De landbouw is volgens de officiële statistieken goed voor ongeveer een kwart van de wereldwijde uitstoot van broeikasgassen. En als we de landbouw nou eens uit de voedselketen zouden kunnen halen en chemische en biologische processen gebruiken om voedingsvetten te produceren? Dat scheelt heel veel in klimaatimpact als ontbossing en broeikasgasemissies. Landbouwvrije eiwitten lijken al binnen handbereik. Een nieuw onderzoek richt zich op landbouwvrije vetten.
Mensen moeten eten. Maar het verbouwen van gewassen, houden van dieren en verwerken van grondstoffen tot eetbare producten heeft een forse klimaatimpact. Een internationaal team van wetenschappers onder leiding van de Universiteit van Californië koos een ander uitgangspunt. "Ik hou van het idee om niet afhankelijk te zijn van fotosynthese voor alles wat we eten," zegt hoofdauteur Steven Davis, hoogleraar Earth systems aan de UCI. Dus richtte hij zich op bestaande en bekende chemische en biologische processen om voedingsvetten te produceren. Daarvoor zijn dezelfde grondstoffen nodig als planten gebruiken: waterstof in water en koolstofdioxide in de lucht.

"Grootschalige synthese van eetbare moleculen via chemische en biologische middelen zonder agrarische grondstoffen is een volstrekt reële mogelijkheid", zegt Davis in Phys.org.
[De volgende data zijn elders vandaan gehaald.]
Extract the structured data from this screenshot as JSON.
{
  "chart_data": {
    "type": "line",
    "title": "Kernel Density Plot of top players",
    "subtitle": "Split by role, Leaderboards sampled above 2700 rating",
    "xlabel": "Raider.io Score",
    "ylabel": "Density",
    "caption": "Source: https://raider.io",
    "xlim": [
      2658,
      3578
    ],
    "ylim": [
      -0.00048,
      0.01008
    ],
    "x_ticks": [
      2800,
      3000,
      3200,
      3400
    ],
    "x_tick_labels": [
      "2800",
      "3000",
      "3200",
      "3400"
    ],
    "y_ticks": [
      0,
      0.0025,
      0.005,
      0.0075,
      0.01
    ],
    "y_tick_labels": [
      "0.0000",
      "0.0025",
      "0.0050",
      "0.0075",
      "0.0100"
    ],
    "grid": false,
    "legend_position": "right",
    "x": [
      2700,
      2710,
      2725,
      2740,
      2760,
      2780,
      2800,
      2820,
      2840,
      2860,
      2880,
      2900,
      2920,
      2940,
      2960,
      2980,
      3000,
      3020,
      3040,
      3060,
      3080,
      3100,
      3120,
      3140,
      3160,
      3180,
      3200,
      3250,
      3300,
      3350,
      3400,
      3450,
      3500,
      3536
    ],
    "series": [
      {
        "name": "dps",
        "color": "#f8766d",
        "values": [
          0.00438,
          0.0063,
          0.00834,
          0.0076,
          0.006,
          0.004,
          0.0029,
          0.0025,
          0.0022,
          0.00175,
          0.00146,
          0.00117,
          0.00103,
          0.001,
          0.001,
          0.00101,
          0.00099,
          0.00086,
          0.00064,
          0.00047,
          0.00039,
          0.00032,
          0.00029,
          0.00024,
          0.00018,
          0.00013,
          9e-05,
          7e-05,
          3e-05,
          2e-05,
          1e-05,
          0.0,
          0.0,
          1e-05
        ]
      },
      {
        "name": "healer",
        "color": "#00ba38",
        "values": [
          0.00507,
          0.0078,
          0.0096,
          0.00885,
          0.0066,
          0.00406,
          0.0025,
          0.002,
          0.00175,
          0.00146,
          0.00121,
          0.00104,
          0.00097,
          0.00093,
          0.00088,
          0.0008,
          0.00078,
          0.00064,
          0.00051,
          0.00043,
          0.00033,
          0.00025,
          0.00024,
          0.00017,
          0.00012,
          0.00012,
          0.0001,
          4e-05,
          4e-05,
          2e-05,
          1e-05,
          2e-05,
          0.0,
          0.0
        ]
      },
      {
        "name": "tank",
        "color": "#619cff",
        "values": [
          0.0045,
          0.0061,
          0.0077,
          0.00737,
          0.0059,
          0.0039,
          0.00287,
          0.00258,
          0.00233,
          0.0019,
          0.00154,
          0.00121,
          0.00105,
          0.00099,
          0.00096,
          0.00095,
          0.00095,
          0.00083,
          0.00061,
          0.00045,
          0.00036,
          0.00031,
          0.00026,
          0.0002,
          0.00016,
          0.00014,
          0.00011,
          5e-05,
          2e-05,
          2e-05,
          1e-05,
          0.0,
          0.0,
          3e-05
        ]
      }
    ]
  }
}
Zulk 'voedsel zonder boerderij' zou de milieu-, natuur- en klimaatimpact van de landbouw kunnen voorkomen. Boskap zou tot het verleden gaan behoren.

Landbouwvrije voedselproductie heeft nog meer voordelen. Denk aan minder watergebruik en -vervuiling, lokale controle over de voedselproductie, minder risico op misoogsten en minder behoefte aan laagbetaalde en fysiek veeleisende landbouwarbeid. Plus natuurlijk de mogelijkheid om bestaande landbouwgronden weer terug te geven aan de natuur zodat de biodiversiteit weer kan toenemen bossen CO2 kunnen vastleggen.
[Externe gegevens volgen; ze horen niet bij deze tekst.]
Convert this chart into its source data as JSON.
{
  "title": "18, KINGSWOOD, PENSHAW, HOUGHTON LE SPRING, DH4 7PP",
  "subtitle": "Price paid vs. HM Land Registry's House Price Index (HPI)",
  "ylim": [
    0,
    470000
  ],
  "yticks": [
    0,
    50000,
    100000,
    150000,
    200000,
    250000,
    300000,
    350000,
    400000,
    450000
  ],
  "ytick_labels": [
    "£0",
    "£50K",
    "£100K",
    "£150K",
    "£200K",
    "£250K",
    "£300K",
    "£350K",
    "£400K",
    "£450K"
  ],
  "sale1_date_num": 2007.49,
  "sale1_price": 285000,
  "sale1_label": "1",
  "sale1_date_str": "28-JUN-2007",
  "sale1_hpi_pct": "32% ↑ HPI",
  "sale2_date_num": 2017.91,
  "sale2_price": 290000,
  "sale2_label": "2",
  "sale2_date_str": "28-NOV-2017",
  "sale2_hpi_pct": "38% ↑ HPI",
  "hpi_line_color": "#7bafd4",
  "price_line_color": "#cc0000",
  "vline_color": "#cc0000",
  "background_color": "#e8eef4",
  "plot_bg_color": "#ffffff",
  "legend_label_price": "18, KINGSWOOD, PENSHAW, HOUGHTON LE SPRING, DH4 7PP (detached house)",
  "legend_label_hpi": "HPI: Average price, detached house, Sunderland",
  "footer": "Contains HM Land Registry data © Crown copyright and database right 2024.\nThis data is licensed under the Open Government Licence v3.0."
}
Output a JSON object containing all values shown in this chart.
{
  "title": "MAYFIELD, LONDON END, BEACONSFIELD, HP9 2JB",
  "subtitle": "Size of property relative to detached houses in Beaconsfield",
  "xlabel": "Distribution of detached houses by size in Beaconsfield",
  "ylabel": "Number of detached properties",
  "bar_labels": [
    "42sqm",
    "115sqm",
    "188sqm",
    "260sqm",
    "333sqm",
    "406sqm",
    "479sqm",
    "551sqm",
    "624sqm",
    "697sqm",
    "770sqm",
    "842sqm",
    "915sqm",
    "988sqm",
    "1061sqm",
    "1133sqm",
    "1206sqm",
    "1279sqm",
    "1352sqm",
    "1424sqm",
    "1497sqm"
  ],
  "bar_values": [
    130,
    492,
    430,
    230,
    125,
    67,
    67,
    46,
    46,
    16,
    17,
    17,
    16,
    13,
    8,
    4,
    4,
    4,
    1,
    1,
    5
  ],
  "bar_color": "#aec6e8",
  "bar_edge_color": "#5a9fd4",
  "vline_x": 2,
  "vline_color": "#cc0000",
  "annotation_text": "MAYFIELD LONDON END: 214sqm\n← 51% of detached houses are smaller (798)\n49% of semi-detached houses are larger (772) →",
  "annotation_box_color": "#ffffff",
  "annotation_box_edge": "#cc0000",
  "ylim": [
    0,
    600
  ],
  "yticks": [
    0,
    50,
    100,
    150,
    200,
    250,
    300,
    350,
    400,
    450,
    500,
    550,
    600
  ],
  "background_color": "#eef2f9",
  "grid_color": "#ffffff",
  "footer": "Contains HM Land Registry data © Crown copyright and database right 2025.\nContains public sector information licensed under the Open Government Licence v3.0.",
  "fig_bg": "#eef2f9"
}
Voor het onderzoek richtten de auteurs zich specifiek op vetten, omdat vetten "de eenvoudigste voedingsstoffen zijn om thermochemisch te synthetiseren". Bestaande grootschalige technieken waarbij vetten geproduceerd worden zijn bijvoorbeeld zeepfabricage en polymeerchemie. "Het mooie van de vetten is dat je ze kunt synthetiseren met processen waar geen biologie aan te pas komt. Het is allemaal chemie en daardoor kun je werken bij hogere drukken en temperaturen die een uitstekende efficiëntie mogelijk maken", aldus Davis.

De onderzoekers schatten dat vetten uit de landbouw overeenkomen met ruwweg 1 tot 3 gram CO2-uitstoot per duizend calorieën, terwijl moleculair identieke vetten gesynthetiseerd uit aardgas met behulp van beschikbare elektriciteit minder dan een gram CO2-equivalent uitstoot zouden produceren. Zou je koolstofopvang uit de lucht gebruiken en klimaatneutrale elektriciteitsbronnen, dan zouden de synthetische vetten zelfs bijna geen uitstoot met zich meebrengen.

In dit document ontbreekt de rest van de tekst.